Ainda sobre o Euro e a sua final, lembrei-me de um pormenor curioso: a cidade que acolheu o jogo já esteve nas mãos dos dois adversários da noite, a Espanha e a Alemanha. No primeiro caso, não se pode dizer que formalmente pertencia a Castela. Mas na altura em que Carlos V acumulou, graças a felizes coincidências hereditárias, os títulos de meia Europa, entre os quais os de Rei de Espanha e Imperador do Sacro Império, Viena estava sob o seu poder, embora os turcos a tenham tentado tomar em 1529. Não era ainda a capital imperial, mas preparava-se para o ser pouco tempo depois, durante quase quatrocentos anos, até ao colapso do Império. Com a morte de Carlos V, dividiram-se as coroas dos dois territórios entre dois Habsburgos: a Espanha para o seu filho Filipe II (ou I, para nós), o império para o seu irmão Maximiliano. Não mais Viena ficaria ligada a Espanha, excepto em dois momentos: um durante a Guerra da Sucessão de Espanha, em que o Arquiduque de Áustria foi declarado Rei depois da tomada de Madrid pelas forças chefiadas pelo Marquês das Minas; e outra no período napoleónico, quando o Rei de Espanha era um Bonaparte, e não um Bourbon ou um Habsburgo, e o Sacro Império se transformava sob o mando de Napoleão. Como se sabe, praticamente toda a Europa continental estava debaixo do mesmo tricórnio.
Já para descobrir a dominação da capital da valsa pelos alemães não precisamos de recuar tanto.
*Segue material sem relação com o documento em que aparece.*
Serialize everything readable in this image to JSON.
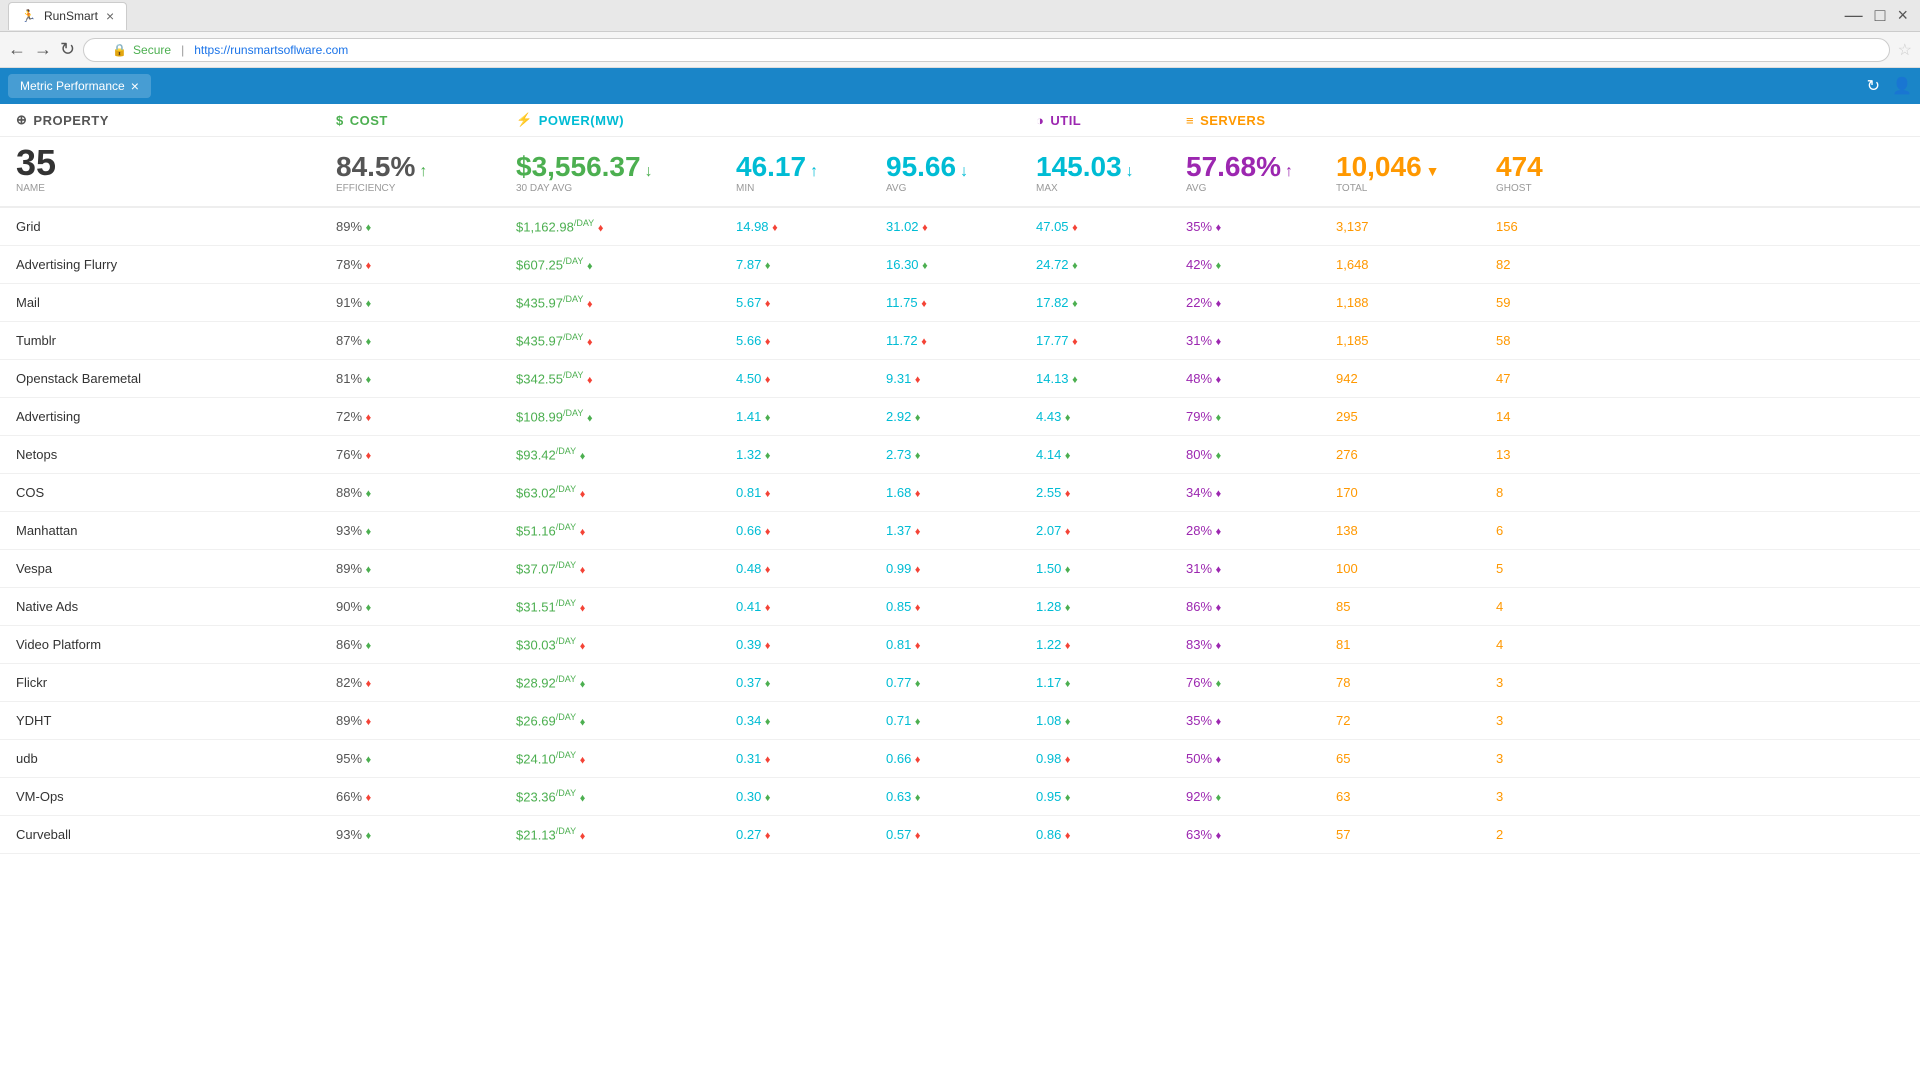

A história é bem conhecida: o tristemente célebre Anschluss chegou depois do assassinato do ditador local, Engelbert Dolfuss (correspondente austríaco de Salazar) pelos nazis. Seguiu-se um breve governo pró-alemão embora contra a fusão dos dois países, a invasão da Áustria pela Alemanha e um plebiscito para confirmar a anexação. Depois de séculos de domínio austríaco sobre os inúmeros estados alemães, seriam estes a determinar o futuro da Europa Central. E muitos austríacos concordavam com a perda da sua independência, sonhando com o Terceiro Reich, um novo Sacro Império, pouco romano e totalmente germânico. Só em 1945 Viena seria resgatada dos alemães e dividida em várias zonas pelas forças aliadas, tal como em Berlim.
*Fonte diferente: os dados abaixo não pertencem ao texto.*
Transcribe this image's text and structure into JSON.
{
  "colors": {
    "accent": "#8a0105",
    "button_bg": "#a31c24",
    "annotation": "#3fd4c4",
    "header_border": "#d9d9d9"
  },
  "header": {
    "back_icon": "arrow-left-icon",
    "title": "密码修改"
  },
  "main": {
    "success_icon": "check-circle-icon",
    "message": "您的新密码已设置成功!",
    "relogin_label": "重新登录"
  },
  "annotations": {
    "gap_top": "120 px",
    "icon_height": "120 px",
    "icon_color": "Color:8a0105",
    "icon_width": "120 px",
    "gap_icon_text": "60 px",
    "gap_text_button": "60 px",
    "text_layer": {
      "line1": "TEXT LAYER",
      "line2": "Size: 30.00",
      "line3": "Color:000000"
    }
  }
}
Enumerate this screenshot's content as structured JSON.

Domingo, a monumental, elegante e orgulhosa capital da pacata Áustria, enquadrada pela Catedral de Santo Estêvão e pela Karlskirshe, acolheu duas antigas potências que a dominaram. Duvido que haja muitos que se tenham lembrado do sistema político de Carlos V. Já do Anschluss, ainda está demasiado próximo para ser esquecido. De qualquer forma, a Alemanha perdeu. Mostra bem como os pesados Panzers não aguentaram a carga dos rápidos Tercios. Mas se tivesse ganho, os austríacos não teriam razões para se preocupação desse lado (ao contrário dos amantes do futebol).
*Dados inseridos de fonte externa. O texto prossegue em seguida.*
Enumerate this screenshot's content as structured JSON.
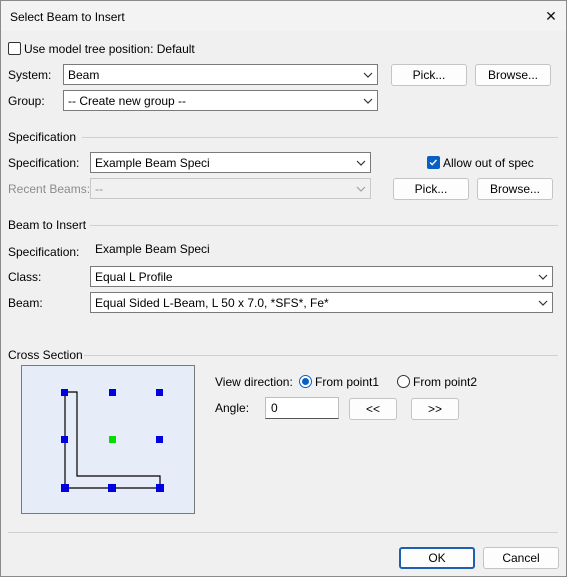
{
  "window": {
    "title": "Select Beam to Insert"
  },
  "top": {
    "use_model_tree_label": "Use model tree position: Default",
    "use_model_tree_checked": false,
    "system_label": "System:",
    "system_value": "Beam",
    "group_label": "Group:",
    "group_value": "-- Create new group --",
    "pick_label": "Pick...",
    "browse_label": "Browse..."
  },
  "specification": {
    "section_title": "Specification",
    "spec_label": "Specification:",
    "spec_value": "Example Beam Speci",
    "recent_label": "Recent Beams:",
    "recent_value": "--",
    "allow_out_of_spec_label": "Allow out of spec",
    "allow_out_of_spec_checked": true,
    "pick_label": "Pick...",
    "browse_label": "Browse..."
  },
  "beam_to_insert": {
    "section_title": "Beam to Insert",
    "spec_label": "Specification:",
    "spec_value": "Example Beam Speci",
    "class_label": "Class:",
    "class_value": "Equal L Profile",
    "beam_label": "Beam:",
    "beam_value": "Equal Sided L-Beam, L 50 x 7.0, *SFS*, Fe*"
  },
  "cross_section": {
    "section_title": "Cross Section",
    "view_direction_label": "View direction:",
    "from_point1_label": "From point1",
    "from_point2_label": "From point2",
    "selected_direction": "From point1",
    "angle_label": "Angle:",
    "angle_value": "0",
    "rotate_left_label": "<<",
    "rotate_right_label": ">>"
  },
  "footer": {
    "ok_label": "OK",
    "cancel_label": "Cancel"
  },
  "colors": {
    "accent": "#0a5fc4",
    "handle": "#0000e0",
    "center_handle": "#00e000",
    "preview_bg": "#e7edf8"
  }
}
(De relembrar que por pouco os turcos não chegaram à final. Mas esses nunca chegaram a dominar a cidade, ainda que também por uma unha negra, em 1529 e 1683)
Um comentário:
Muito bem lembrado. Ora cá está um comentário que merece ser sublinhado por contraposição ás banalidades do tipo "a vitória da fantasia sobre a força".